The age of imagination where there are fairies, unicorns, monsters and where you can talk and play with them exists, if at any time you see a child talking to himself, he is possibly with his imaginary friend.
Imaginary friends appear between 2 years to 7 years old, being something characteristic but normal in the evolutionary development of children.
Most children create a fantasy world different from the one they live in, but it is not to worry, it is only their imagination and although it seems difficult to understand, it helps to project the emotions easily understanding the feelings, not only theirs, but also others.
This new beginning of adventure, strengthens some areas, where through their interaction with their invisible friend, they will be able to recognize their deepest fears, phobias and fears, by externalizing them they will acquire the ability to face them, having greater confidence in themselves, feeling stronger , raising your self-esteem.
Although the imagination of children flies without stopping, it is important to have control over these games, analyze when their imaginary friends may appear, as they are often filters of escape to forget a stressful situation and that they have difficulty managing, too These characteristics are manifested when there is a separation of the parents, loss of a relative or the lack of a little brother.

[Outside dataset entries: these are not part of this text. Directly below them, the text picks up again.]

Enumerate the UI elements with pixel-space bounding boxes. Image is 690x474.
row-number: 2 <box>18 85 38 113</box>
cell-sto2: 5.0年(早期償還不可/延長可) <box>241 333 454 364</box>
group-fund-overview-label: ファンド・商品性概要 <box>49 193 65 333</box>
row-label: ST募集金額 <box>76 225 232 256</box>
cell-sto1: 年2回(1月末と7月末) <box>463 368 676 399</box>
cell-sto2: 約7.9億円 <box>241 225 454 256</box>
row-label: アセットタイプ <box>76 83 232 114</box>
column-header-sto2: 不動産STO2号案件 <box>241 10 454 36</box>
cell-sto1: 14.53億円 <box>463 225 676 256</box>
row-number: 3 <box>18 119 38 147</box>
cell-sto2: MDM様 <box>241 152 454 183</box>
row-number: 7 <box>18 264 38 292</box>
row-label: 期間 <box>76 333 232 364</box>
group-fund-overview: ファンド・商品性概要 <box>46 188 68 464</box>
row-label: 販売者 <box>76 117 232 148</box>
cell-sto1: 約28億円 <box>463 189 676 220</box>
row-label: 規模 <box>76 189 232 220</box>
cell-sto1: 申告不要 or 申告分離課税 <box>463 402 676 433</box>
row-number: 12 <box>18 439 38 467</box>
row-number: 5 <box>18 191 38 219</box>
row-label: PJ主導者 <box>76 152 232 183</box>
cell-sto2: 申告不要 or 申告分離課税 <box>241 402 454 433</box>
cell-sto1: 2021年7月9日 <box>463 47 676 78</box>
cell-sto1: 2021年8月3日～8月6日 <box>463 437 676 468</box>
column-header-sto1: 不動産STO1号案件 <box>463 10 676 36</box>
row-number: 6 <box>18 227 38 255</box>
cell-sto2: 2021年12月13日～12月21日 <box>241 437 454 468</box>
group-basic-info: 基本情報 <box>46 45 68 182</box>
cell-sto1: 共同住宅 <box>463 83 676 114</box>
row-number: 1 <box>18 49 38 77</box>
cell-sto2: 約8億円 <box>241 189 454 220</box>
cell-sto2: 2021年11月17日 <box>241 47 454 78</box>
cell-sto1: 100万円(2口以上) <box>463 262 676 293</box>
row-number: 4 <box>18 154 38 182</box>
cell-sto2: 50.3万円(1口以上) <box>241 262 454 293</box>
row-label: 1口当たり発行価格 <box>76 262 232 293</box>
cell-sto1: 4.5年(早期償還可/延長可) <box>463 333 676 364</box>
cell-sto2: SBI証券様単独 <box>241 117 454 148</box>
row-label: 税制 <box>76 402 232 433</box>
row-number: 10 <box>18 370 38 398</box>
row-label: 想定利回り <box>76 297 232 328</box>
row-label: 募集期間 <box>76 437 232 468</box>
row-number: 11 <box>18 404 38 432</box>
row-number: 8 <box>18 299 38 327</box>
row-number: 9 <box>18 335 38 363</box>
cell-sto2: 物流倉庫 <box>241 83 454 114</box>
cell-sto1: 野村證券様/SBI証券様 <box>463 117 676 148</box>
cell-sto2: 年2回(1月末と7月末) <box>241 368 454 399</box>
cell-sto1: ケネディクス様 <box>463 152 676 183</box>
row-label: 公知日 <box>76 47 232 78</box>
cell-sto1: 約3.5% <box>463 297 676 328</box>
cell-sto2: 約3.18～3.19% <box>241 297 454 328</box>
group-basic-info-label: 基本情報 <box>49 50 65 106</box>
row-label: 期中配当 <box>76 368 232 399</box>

This stage is characterized as the development of the symbolic game, here mental representations are made and interact with them, such as talking to an invisible friend, or taking a toy and talking to it.
This should not cause any concern as long as they are happy and comply with what is established at home, orders and habitual rules of behavior, when the relationship with the imaginary friend begins to encourage behaviors of isolation or poor school performance, it is better to pay attention, make corrective in the games and guide him with the help of a psychologist or pediatrician.
For this reason children should always be supervised and more when they are small, not allow them to be or keep a long time alone, encourage at home activities of family interaction and relationship with friends of the same age.
Dialogue is fundamental, asking them about their friend knowing the characteristics and knowing what they think, these answers will give an idea to focus on them, without conveying to them that they are doing something bad, if not on the contrary, that they feel that their parents understand them and can Tell you absolutely everything.